Mitra dismisses these statements as the views of the BJP. “This was a part of my job, to push my party’s views,” he argued.
However, as a two-time BJP MP did he subscribe to the party’s Hindutva ideology? “I never subscribed to 100% of Hindutva,” said Mitra. “I have always had a nationalist vision.”
Effect on state politics
The state BJP, however, is dismissive of Mitra’s move. “Chandan Mitra has never worked for the West Bengal BJP other than standing for elections,” said Rahul Sinha, national secretary and former West Bengal president of the BJP. “Even when he was there [in the BJP], he was there only in name.”
Sinha added: “Mitra leaving the BJP is not a loss to the party but only a loss to him and his image given that he was a BJP MP twice. It makes no difference in West Bengal. No Bengali newspapers has even carried the news.”
Biswanath Chakraborty, Head of the Department of Political Science at Rabindra Bharati University, also said that the Delhi-based Mitra has little role to play in West Bengal politics. “Mitra is unknown in West Bengal,” said Chakraborty. “Mitra’s departure represents no specific loss for the BJP but is simply a way for the TMC to show that it can also break the BJP.”
TMC-BJP battle for 2019
Mitra’s jump comes after the BJP has engineered a series of defections from the Trinamool Congress in recent months. In 2017, former Trinamool Congress MP Mukul Roy, who was once Mamata Banerjee’s right-hand man, defected to BJP. In June, former Trinamool Congress minister Humayun Kabir joined the BJP. In Tripura in 2017, as many as six Trinamool MLAs jumped ship to link up with the saffron party.
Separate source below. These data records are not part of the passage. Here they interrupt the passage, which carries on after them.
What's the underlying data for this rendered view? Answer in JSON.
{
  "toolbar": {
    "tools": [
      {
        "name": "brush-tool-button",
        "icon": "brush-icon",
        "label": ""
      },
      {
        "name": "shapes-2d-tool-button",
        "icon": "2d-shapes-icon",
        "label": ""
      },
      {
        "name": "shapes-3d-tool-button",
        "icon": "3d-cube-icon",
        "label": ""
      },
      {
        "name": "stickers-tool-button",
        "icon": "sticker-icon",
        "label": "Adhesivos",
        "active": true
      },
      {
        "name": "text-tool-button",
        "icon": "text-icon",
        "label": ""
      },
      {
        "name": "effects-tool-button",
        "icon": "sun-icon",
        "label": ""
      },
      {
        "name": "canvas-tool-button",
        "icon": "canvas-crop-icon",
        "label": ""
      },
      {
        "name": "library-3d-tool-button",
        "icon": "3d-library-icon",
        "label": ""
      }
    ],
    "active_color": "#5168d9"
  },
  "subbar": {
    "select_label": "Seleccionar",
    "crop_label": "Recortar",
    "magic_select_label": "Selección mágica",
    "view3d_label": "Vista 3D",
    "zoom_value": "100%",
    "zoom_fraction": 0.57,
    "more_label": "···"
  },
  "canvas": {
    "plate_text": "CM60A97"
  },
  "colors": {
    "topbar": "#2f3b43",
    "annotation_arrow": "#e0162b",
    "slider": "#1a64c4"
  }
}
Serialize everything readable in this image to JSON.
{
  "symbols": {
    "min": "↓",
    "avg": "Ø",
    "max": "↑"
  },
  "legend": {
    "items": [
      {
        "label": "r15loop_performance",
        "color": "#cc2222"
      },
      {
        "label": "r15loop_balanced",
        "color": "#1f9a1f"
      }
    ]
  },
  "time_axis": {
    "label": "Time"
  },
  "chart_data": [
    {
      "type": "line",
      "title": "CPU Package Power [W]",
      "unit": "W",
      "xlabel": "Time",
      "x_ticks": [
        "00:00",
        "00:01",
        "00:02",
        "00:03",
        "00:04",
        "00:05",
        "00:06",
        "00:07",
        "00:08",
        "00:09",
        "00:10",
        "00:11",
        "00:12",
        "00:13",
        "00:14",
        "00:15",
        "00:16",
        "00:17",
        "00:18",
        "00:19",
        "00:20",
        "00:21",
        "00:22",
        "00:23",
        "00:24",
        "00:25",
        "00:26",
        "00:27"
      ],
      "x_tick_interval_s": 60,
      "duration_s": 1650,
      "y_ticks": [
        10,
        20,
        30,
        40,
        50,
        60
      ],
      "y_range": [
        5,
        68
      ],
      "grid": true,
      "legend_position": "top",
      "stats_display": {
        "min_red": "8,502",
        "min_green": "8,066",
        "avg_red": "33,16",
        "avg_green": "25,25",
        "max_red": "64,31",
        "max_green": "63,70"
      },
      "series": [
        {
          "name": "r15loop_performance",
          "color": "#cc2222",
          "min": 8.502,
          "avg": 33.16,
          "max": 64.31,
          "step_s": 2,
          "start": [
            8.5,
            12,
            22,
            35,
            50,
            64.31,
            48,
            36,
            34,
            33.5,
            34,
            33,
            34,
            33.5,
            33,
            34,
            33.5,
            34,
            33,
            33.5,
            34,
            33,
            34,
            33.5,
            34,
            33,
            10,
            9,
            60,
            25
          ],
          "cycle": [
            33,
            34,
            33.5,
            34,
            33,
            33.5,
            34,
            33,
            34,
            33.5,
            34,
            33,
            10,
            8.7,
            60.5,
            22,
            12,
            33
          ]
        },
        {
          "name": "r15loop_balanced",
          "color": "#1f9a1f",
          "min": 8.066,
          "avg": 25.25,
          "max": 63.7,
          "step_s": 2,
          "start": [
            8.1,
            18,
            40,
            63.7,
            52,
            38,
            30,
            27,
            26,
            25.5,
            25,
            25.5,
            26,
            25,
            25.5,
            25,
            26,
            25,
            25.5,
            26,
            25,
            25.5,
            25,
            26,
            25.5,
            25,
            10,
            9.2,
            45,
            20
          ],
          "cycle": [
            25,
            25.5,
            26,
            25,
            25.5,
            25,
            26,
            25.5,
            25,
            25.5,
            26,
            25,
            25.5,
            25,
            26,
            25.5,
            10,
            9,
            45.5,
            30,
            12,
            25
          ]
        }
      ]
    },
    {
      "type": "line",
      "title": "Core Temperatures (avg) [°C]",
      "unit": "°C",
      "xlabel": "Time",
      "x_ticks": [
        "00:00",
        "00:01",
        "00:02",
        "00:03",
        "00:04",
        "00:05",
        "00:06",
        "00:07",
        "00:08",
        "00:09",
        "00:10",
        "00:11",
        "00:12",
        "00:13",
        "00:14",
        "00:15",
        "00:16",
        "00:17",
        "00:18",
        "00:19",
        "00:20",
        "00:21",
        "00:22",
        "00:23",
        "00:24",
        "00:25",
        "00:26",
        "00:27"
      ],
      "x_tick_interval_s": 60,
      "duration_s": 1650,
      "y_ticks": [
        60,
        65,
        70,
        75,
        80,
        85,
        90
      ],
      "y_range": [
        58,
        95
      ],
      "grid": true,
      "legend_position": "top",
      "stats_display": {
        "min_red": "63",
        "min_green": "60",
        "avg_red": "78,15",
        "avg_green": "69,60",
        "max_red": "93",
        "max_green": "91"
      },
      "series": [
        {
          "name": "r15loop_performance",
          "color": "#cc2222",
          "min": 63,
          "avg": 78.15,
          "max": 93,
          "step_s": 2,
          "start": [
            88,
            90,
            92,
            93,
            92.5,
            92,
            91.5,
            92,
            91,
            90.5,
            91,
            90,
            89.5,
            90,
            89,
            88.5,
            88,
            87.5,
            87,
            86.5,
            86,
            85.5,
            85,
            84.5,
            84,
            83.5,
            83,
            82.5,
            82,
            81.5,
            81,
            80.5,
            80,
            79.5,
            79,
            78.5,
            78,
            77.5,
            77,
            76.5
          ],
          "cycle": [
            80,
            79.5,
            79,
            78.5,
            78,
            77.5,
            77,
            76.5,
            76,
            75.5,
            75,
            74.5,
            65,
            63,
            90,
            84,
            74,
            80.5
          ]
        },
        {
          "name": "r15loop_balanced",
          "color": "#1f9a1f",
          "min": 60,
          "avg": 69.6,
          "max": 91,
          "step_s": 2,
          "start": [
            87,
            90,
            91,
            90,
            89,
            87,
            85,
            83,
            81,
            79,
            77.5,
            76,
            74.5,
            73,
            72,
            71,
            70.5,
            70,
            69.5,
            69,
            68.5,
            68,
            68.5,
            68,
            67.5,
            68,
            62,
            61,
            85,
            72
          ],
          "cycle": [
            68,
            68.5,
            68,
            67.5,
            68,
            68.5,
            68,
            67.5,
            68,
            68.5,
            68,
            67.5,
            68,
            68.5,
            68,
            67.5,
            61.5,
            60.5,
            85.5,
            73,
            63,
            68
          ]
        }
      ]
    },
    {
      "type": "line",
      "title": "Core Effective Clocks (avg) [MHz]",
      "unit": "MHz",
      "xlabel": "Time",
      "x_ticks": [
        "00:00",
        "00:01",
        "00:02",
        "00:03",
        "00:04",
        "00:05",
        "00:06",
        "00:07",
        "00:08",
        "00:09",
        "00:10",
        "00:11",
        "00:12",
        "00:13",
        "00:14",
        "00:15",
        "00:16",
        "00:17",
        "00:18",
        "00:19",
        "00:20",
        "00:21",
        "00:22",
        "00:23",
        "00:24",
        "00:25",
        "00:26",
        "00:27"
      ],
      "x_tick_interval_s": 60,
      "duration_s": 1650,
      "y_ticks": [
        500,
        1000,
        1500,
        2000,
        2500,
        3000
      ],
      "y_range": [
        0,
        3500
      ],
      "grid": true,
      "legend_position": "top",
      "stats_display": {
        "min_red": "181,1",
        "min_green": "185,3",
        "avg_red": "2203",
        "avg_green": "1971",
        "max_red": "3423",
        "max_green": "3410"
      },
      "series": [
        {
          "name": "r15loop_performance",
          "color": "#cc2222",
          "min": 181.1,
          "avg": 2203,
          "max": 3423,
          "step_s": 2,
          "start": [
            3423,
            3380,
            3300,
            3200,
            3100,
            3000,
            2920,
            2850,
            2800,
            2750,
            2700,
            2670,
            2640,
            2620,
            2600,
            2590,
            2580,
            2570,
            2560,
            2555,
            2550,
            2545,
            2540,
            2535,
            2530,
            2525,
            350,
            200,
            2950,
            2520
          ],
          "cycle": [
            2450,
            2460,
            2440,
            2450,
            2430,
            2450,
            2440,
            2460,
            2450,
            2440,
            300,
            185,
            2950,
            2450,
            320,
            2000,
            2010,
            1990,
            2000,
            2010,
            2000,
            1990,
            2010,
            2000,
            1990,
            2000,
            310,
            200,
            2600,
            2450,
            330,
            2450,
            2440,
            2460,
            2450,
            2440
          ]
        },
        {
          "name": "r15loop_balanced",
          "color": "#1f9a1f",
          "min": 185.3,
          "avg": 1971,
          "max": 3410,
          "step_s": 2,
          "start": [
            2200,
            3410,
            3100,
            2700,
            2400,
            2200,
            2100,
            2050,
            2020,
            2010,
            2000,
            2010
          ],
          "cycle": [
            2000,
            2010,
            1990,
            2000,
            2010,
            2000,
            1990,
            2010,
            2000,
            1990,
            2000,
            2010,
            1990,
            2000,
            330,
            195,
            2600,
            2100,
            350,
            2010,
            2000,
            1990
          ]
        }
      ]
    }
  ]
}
The series of defections reflects the bitter confrontation between the Trinamool Congress and the Bharatiya Janata Party as the saffron party has gained strength to become the main opposition party in West Bengal. That was obvious from the BJP’s performance in panchayat polls in May. Into this mix has been added Mamata Banerjee’s national ambitions in the lead-up to the 2019 Lok Sabha elections. On Saturday, at her Martyr’s Day speech, Banerjee declared that the BJP would get only between 100-150 Lok Sabh seats in the next election while the Trinamool would sweep West Bengal. She also announced plans for a January multi-party rally in Kolkata as part of her plans to lead a coalition in 2019 Lok Sabha election to oust the BJP from power at the Centre.